7SEEDSの二次創作もっと増えろ!
『♪ーー! ♪ーーーー!』
毎朝ワーグナーの「ワルキューレの騎行」が大音量で鳴り響く。
起床の合図だ。
「起床! 速やかに洗顔後、食堂に!」
「ああーうるさーい」 「ワルキューレ止めてー」 「おはよーございまーす。」 「ねむーい」
子供たちの寝起きと共に俺の意識も水の中から浮き上がるように覚醒する。
ぐぐーんと体を伸ばし子供たちと同じように部屋から出る。
「山翡翠《やませみ》先生お早うございます。」
「ああ、要くんおはよう。」
部屋から出ると十代半ばぐらいの少年に声を掛けられた。
この施設のプロジェクトの発案者、百舌戸《もずのと》 要くんだ。
「山翡翠先生、いくらまだ受け持つ授業がないとはいえ、夜中まで酒飲むなんて子供たちに悪影響があるので、やめて頂いて良いですか?」
「わかった、わかった気を付けるよ。」
「はあ~、この人はこれだから」
「これからも子供たちに見つからないよう気を付けてくださいよ!」
昨夜遅くまで酒を飲んでいたのがバレていたようだ。
まあ、 わざとだが。
「大丈夫、大丈夫、ガキどもじゃ届かない場所に置いてあるから。」
そんな事を言い争いながら食堂に向かう。
「自分は安居《あんご》と茂《しげる》を向かいに行ってきますよ。」
「え、あいつらどっか行ってんの?」
「毎朝走っているらしいです。」
「へぇー、じゃあ俺もついていくわ。」
安居と茂か。 そういえばこの時期は二人とも走っていたような気がするな。
そう思いながら着いていくと黒髪の利発そうな少年とおどおどしながらももう一人の少年に着いてくる茶髪の少年が玄関に向かって走ってきていた。
「安居!、茂!遅いぞ みんなもう食べ始めてる」
「しまった! すいません要先輩!」
「毎朝 走ってるんだって? 遅れない限り、なかなか感心だな。
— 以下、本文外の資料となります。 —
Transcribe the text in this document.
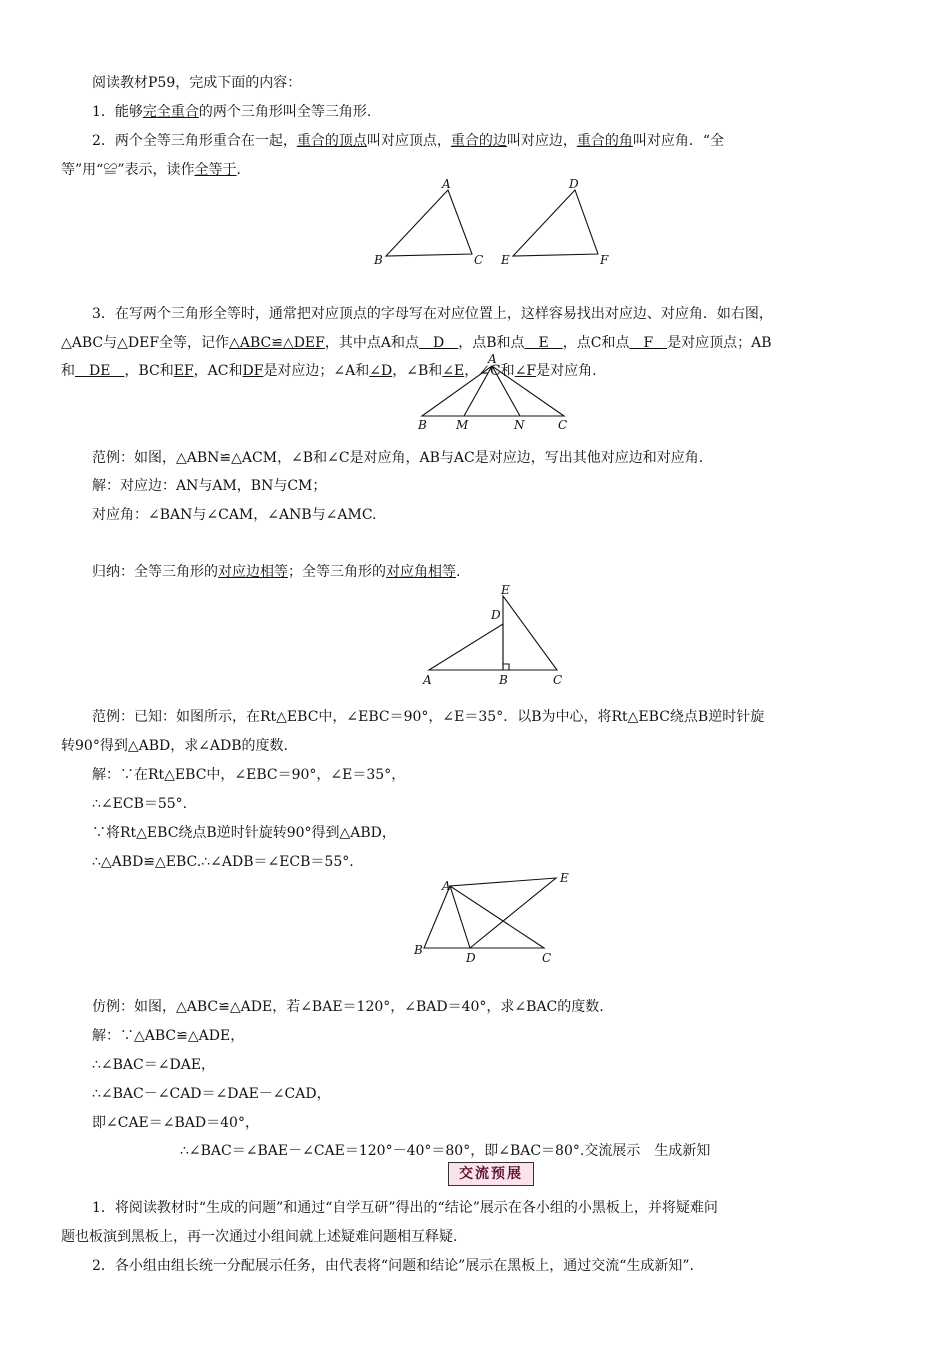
阅读教材P59，完成下面的内容：
1．能够完全重合的两个三角形叫全等三角形.
2．两个全等三角形重合在一起，重合的顶点叫对应顶点，重合的边叫对应边，重合的角叫对应角．“全
等”用“≌”表示，读作全等于.
A
B	C
D
E	F
3．在写两个三角形全等时，通常把对应顶点的字母写在对应位置上，这样容易找出对应边、对应角．如右图，
△ABC与△DEF全等，记作△ABC≌△DEF，其中点A和点　D　，点B和点　E　，点C和点　F　是对应顶点；AB
和　DE　，BC和EF，AC和DF是对应边；∠A和∠D，∠B和∠E，∠C和∠F是对应角.
A
B M	N	C
范例：如图，△ABN≌△ACM，∠B和∠C是对应角，AB与AC是对应边，写出其他对应边和对应角.
解：对应边：AN与AM，BN与CM；
对应角：∠BAN与∠CAM，∠ANB与∠AMC.
归纳：全等三角形的对应边相等；全等三角形的对应角相等.
E
D
A	B	C
范例：已知：如图所示，在Rt△EBC中，∠EBC＝90°，∠E＝35°．以B为中心，将Rt△EBC绕点B逆时针旋
转90°得到△ABD，求∠ADB的度数.
解：∵在Rt△EBC中，∠EBC＝90°，∠E＝35°，
∴∠ECB＝55°.
∵将Rt△EBC绕点B逆时针旋转90°得到△ABD，
∴△ABD≌△EBC.∴∠ADB＝∠ECB＝55°.
A
E
B
D	C
仿例：如图，△ABC≌△ADE，若∠BAE＝120°，∠BAD＝40°，求∠BAC的度数.
解：∵△ABC≌△ADE，
∴∠BAC＝∠DAE，
∴∠BAC－∠CAD＝∠DAE－∠CAD，
即∠CAE＝∠BAD＝40°，
∴∠BAC＝∠BAE－∠CAE＝120°－40°＝80°，即∠BAC＝80°.交流展示　生成新知
交流预展
1．将阅读教材时“生成的问题”和通过“自学互研”得出的“结论”展示在各小组的小黑板上，并将疑难问
题也板演到黑板上，再一次通过小组间就上述疑难问题相互释疑.
2．各小组由组长统一分配展示任务，由代表将“问题和结论”展示在黑板上，通过交流“生成新知”.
」
「ほらほら、卯浪センセーに怒られちゃうぞ。走れ走れ」
「うるさいな! 分かってるよ! 山翡翠!」
「おい! 要くんに先輩とかつけるんなら俺にも先生をつけろ!」
「俺らに授業して尊敬するとこが出来たら呼んでやるよ!」
「安吾、早く行かないと。 行こうよ。」
「うわ、やっべ 二人ともまた後で。」
そう言いながら二人とも食堂に向かってダッシュしていった。
「じゃあ、僕らも行きましょうか。」
「ああ、そうだな。」
そうか、ここから始まるのか
安居、涼、源五郎、鷭、あゆ、小瑠璃、虹子
夏のAチーム7人
と
茂や、繭、のばら その他の施設の子供たちの
物語、そしてテストが
ここから、始まる。
そして、俺がこの世界に転生した意味
彼らを、彼女らを救えるのか
俺のテストもここから始まる。
この物語は俺、山翡翠 武司が彼らを救えるのか そして未来の世界に行けるのか そんな無謀な物語だ。